Sick Day On The Internet
Business → Marketing & Advertising
- Author Margarit Johnson
- Published January 4, 2011
- Word count 732
These days I'm sick, and it is the only thing on my mind, so let's talk about health and the Internet. I don't mean "do not sit too close to your monitor" or "make sure your keyboard and mouse setup are ergonomic" or any of the additional helpful tips to maintaining good health while choosing to use the computer system. No, I mean the specific intersection of the Internet as well as your health: medical conditions that only exist on the Internet and in the minds of the people discussing them.

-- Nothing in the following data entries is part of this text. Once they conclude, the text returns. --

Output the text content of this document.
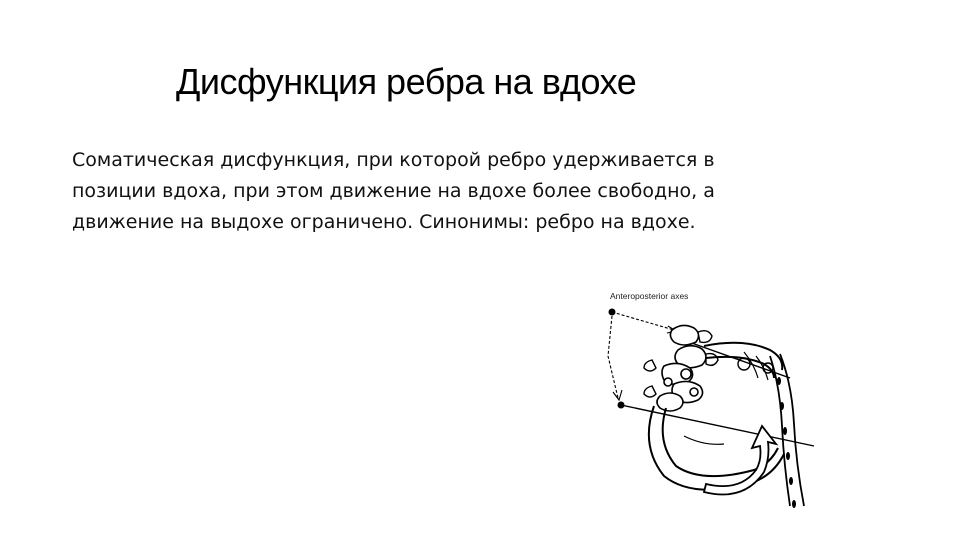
Дисфункция ребра на вдохе

Соматическая дисфункция, при которой ребро удерживается в
позиции вдоха, при этом движение на вдохе более свободно, а
движение на выдохе ограничено. Синонимы: ребро на вдохе.

Anteroposterior axes
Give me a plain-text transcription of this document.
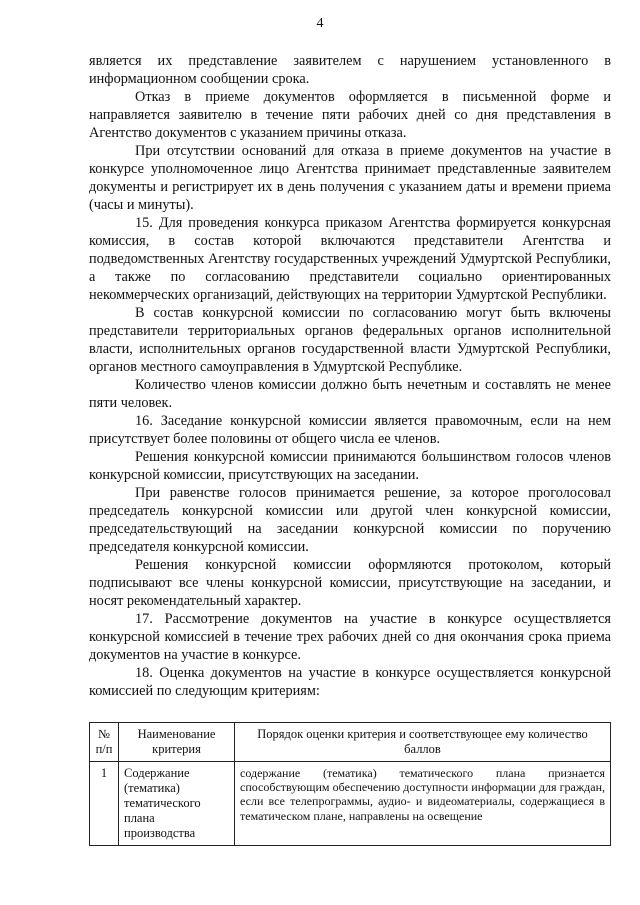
4

является их представление заявителем с нарушением установленного в информационном сообщении срока.

Отказ в приеме документов оформляется в письменной форме и направляется заявителю в течение пяти рабочих дней со дня представления в Агентство документов с указанием причины отказа.

При отсутствии оснований для отказа в приеме документов на участие в конкурсе уполномоченное лицо Агентства принимает представленные заявителем документы и регистрирует их в день получения с указанием даты и времени приема (часы и минуты).

15. Для проведения конкурса приказом Агентства формируется конкурсная комиссия, в состав которой включаются представители Агентства и подведомственных Агентству государственных учреждений Удмуртской Республики, а также по согласованию представители социально ориентированных некоммерческих организаций, действующих на территории Удмуртской Республики.

В состав конкурсной комиссии по согласованию могут быть включены представители территориальных органов федеральных органов исполнительной власти, исполнительных органов государственной власти Удмуртской Республики, органов местного самоуправления в Удмуртской Республике.

Количество членов комиссии должно быть нечетным и составлять не менее пяти человек.

16. Заседание конкурсной комиссии является правомочным, если на нем присутствует более половины от общего числа ее членов.

Решения конкурсной комиссии принимаются большинством голосов членов конкурсной комиссии, присутствующих на заседании.

При равенстве голосов принимается решение, за которое проголосовал председатель конкурсной комиссии или другой член конкурсной комиссии, председательствующий на заседании конкурсной комиссии по поручению председателя конкурсной комиссии.

Решения конкурсной комиссии оформляются протоколом, который подписывают все члены конкурсной комиссии, присутствующие на заседании, и носят рекомендательный характер.

17. Рассмотрение документов на участие в конкурсе осуществляется конкурсной комиссией в течение трех рабочих дней со дня окончания срока приема документов на участие в конкурсе.

18. Оценка документов на участие в конкурсе осуществляется конкурсной комиссией по следующим критериям:

№ п/п	Наименование критерия	Порядок оценки критерия и соответствующее ему количество баллов
1	Содержание (тематика) тематического плана производства	содержание (тематика) тематического плана признается способствующим обеспечению доступности информации для граждан, если все телепрограммы, аудио- и видеоматериалы, содержащиеся в тематическом плане, направлены на освещение
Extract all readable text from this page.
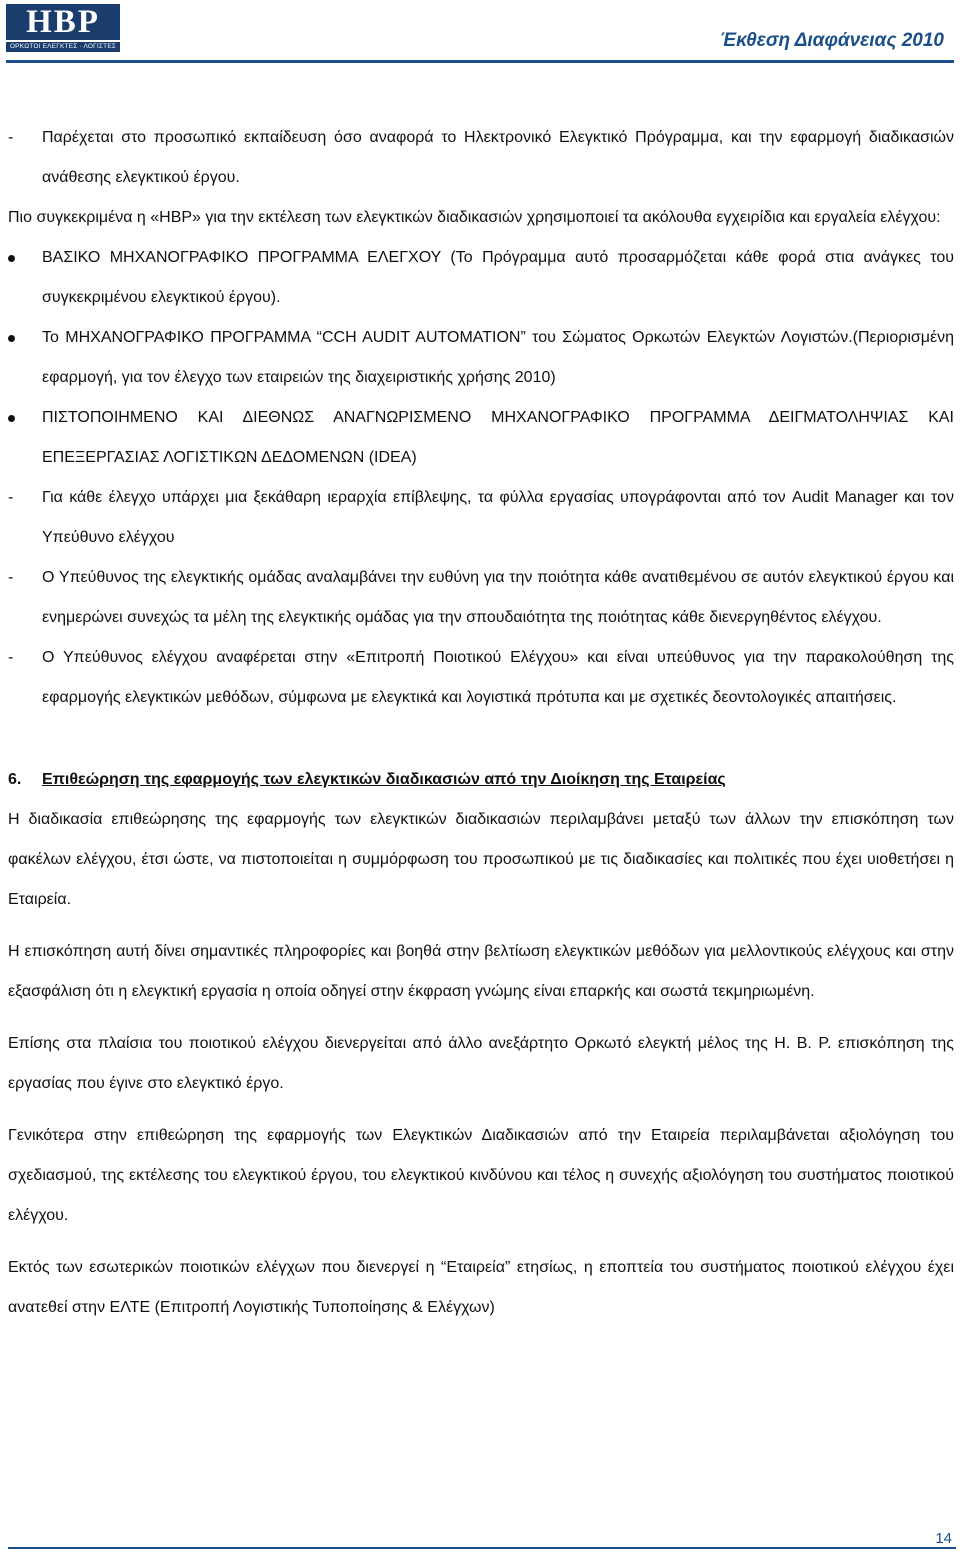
HBP
ΟΡΚΩΤΟΙ ΕΛΕΓΚΤΕΣ · ΛΟΓΙΣΤΕΣ	Έκθεση Διαφάνειας 2010
-	Παρέχεται στο προσωπικό εκπαίδευση όσο αναφορά το Ηλεκτρονικό Ελεγκτικό Πρόγραμμα, και την εφαρμογή διαδικασιών ανάθεσης ελεγκτικού έργου.

Πιο συγκεκριμένα η «HBP» για την εκτέλεση των ελεγκτικών διαδικασιών χρησιμοποιεί τα ακόλουθα εγχειρίδια και εργαλεία ελέγχου:

ΒΑΣΙΚΟ ΜΗΧΑΝΟΓΡΑΦΙΚΟ ΠΡΟΓΡΑΜΜΑ ΕΛΕΓΧΟΥ (Το Πρόγραμμα αυτό προσαρμόζεται κάθε φορά στια ανάγκες του συγκεκριμένου ελεγκτικού έργου).
Το ΜΗΧΑΝΟΓΡΑΦΙΚΟ ΠΡΟΓΡΑΜΜΑ “CCH AUDIT AUTOMATION” του Σώματος Ορκωτών Ελεγκτών Λογιστών.(Περιορισμένη εφαρμογή, για τον έλεγχο των εταιρειών της διαχειριστικής χρήσης 2010)
ΠΙΣΤΟΠΟΙΗΜΕΝΟ ΚΑΙ ΔΙΕΘΝΩΣ ΑΝΑΓΝΩΡΙΣΜΕΝΟ ΜΗΧΑΝΟΓΡΑΦΙΚΟ ΠΡΟΓΡΑΜΜΑ ΔΕΙΓΜΑΤΟΛΗΨΙΑΣ ΚΑΙ ΕΠΕΞΕΡΓΑΣΙΑΣ ΛΟΓΙΣΤΙΚΩΝ ΔΕΔΟΜΕΝΩΝ (IDEA)
-	Για κάθε έλεγχο υπάρχει μια ξεκάθαρη ιεραρχία επίβλεψης, τα φύλλα εργασίας υπογράφονται από τον Audit Manager και τον Υπεύθυνο ελέγχου
-	Ο Υπεύθυνος της ελεγκτικής ομάδας αναλαμβάνει την ευθύνη για την ποιότητα κάθε ανατιθεμένου σε αυτόν ελεγκτικού έργου και ενημερώνει συνεχώς τα μέλη της ελεγκτικής ομάδας για την σπουδαιότητα της ποιότητας κάθε διενεργηθέντος ελέγχου.
-	Ο Υπεύθυνος ελέγχου αναφέρεται στην «Επιτροπή Ποιοτικού Ελέγχου» και είναι υπεύθυνος για την παρακολούθηση της εφαρμογής ελεγκτικών μεθόδων, σύμφωνα με ελεγκτικά και λογιστικά πρότυπα και με σχετικές δεοντολογικές απαιτήσεις.
6.	Επιθεώρηση της εφαρμογής των ελεγκτικών διαδικασιών από την Διοίκηση της Εταιρείας

Η διαδικασία επιθεώρησης της εφαρμογής των ελεγκτικών διαδικασιών περιλαμβάνει μεταξύ των άλλων την επισκόπηση των φακέλων ελέγχου, έτσι ώστε, να πιστοποιείται η συμμόρφωση του προσωπικού με τις διαδικασίες και πολιτικές που έχει υιοθετήσει η Εταιρεία.

Η επισκόπηση αυτή δίνει σημαντικές πληροφορίες και βοηθά στην βελτίωση ελεγκτικών μεθόδων για μελλοντικούς ελέγχους και στην εξασφάλιση ότι η ελεγκτική εργασία η οποία οδηγεί στην έκφραση γνώμης είναι επαρκής και σωστά τεκμηριωμένη.

Επίσης στα πλαίσια του ποιοτικού ελέγχου διενεργείται από άλλο ανεξάρτητο Ορκωτό ελεγκτή μέλος της Η. Β. Ρ. επισκόπηση της εργασίας που έγινε στο ελεγκτικό έργο.

Γενικότερα στην επιθεώρηση της εφαρμογής των Ελεγκτικών Διαδικασιών από την Εταιρεία περιλαμβάνεται αξιολόγηση του σχεδιασμού, της εκτέλεσης του ελεγκτικού έργου, του ελεγκτικού κινδύνου και τέλος η συνεχής αξιολόγηση του συστήματος ποιοτικού ελέγχου.

Εκτός των εσωτερικών ποιοτικών ελέγχων που διενεργεί η “Εταιρεία” ετησίως, η εποπτεία του συστήματος ποιοτικού ελέγχου έχει ανατεθεί στην ΕΛΤΕ (Επιτροπή Λογιστικής Τυποποίησης & Ελέγχων)

14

Where the Nigerian banker emails, overpayment hoaxes, and discount prescription medication scams have gone before, so too go the medical information scams. In particular, there are two diseases which are discussed quite a bit online, however which you'll never hear diagnosed by a doctor nor read about in the medical journal. Actually, you may seem them discussed in the medical journal, but only for the purpose of debunking them: neither of these types of diseases are real.
Both "Wilson's temperature fatigue" and "adrenal fatigue" can be terms applied to general collections of vague symptoms, any of that you can chalk up to everyday activities experienced by absolutely everybody. Do you need coffee to get through your day, and have a sweet tooth? According to proponents of adrenal fatigue, you are probably suffering from that disease without realizing it. Wilson's temperature fatigue, identified primarily through a relatively low body temperature, was supposedly identified by a a doctor in Florida who promotes a product specifically designed to counteract this syndrome. Unsurprisingly, this product is not recommended by any additional doctors or medical associations, and it is not covered by any manner of insurance.
Just because these diseases don't really exist does not mean that people necessarily accept that as fact. Try telling absolutely everyone in the pro-"adrenal fatigue" community that their disease is fake and you'll be angrily rebuffed, met with claims that research organizations and foundations want to minimize the disease for some conspiratorial reason.
Why would anyone do this? Look at the symptoms, and the answer is both easy and unfortunate. These people start out feeling pretty poorly and aren't getting any real advice from their doctors beyond basic diet regulation and exercise, so they turn to the Internet for a second opinion. Pretty soon they discover that there's a whole community of folks just like them, all with exactly the same experience regarding the professional medical field. They aren't alone anymore. Between this and the hope that this terrible feeling is something for which they can just take some medicine and make it go away, they desperately do not want this to be fake, although they might not recognize that on a conscious level. Absolutely everyone who gainsays them not only damages the foundation of their community however also threatens their hope for a cure, so the gainsayer must be wrong.
These kinds of are far from the only diseases allegedly marginalized by the mainstream community and vastly self-diagnosed on the Internet, but they're the one ones that have roughly zero basis in medical science. One additional syndrome that's commonly self-diagnosed online is Asperger's syndrome, that is characterized primarily by difficulty in social interaction and obsession with specific interests to the exclusion of others. While a handful of of all those self-diagnosing on the Internet as Asperger's sufferers have legitimate claims, a great deal of others claim the syndrome without any evidence save for social awkwardness. Unfortunately for legitimate Asperger's sufferers, these types of false claimants would rather have one thing to blame for their poor ability to socially interact; after all, if it's a medical condition it can't be their fault.
This is just the tip of the iceberg, of course. Morgellons syndrome, somatoform disorder, and many additional diseases and syndromes contain a nugget of truth under a mountain of Internet self-diagnosis. This really is to say virtually nothing of the vast number of conditions that are misdiagnosed because of user error on sites like WebMD. The bottom line here is usually that if you don't feel well and you think it can be more serious than your average cold or whatnot, go and see your doctor and if you do not agree with what he says then get your second opinion from another doctor. Just don't rely on online sources when you could deal with trained professionals.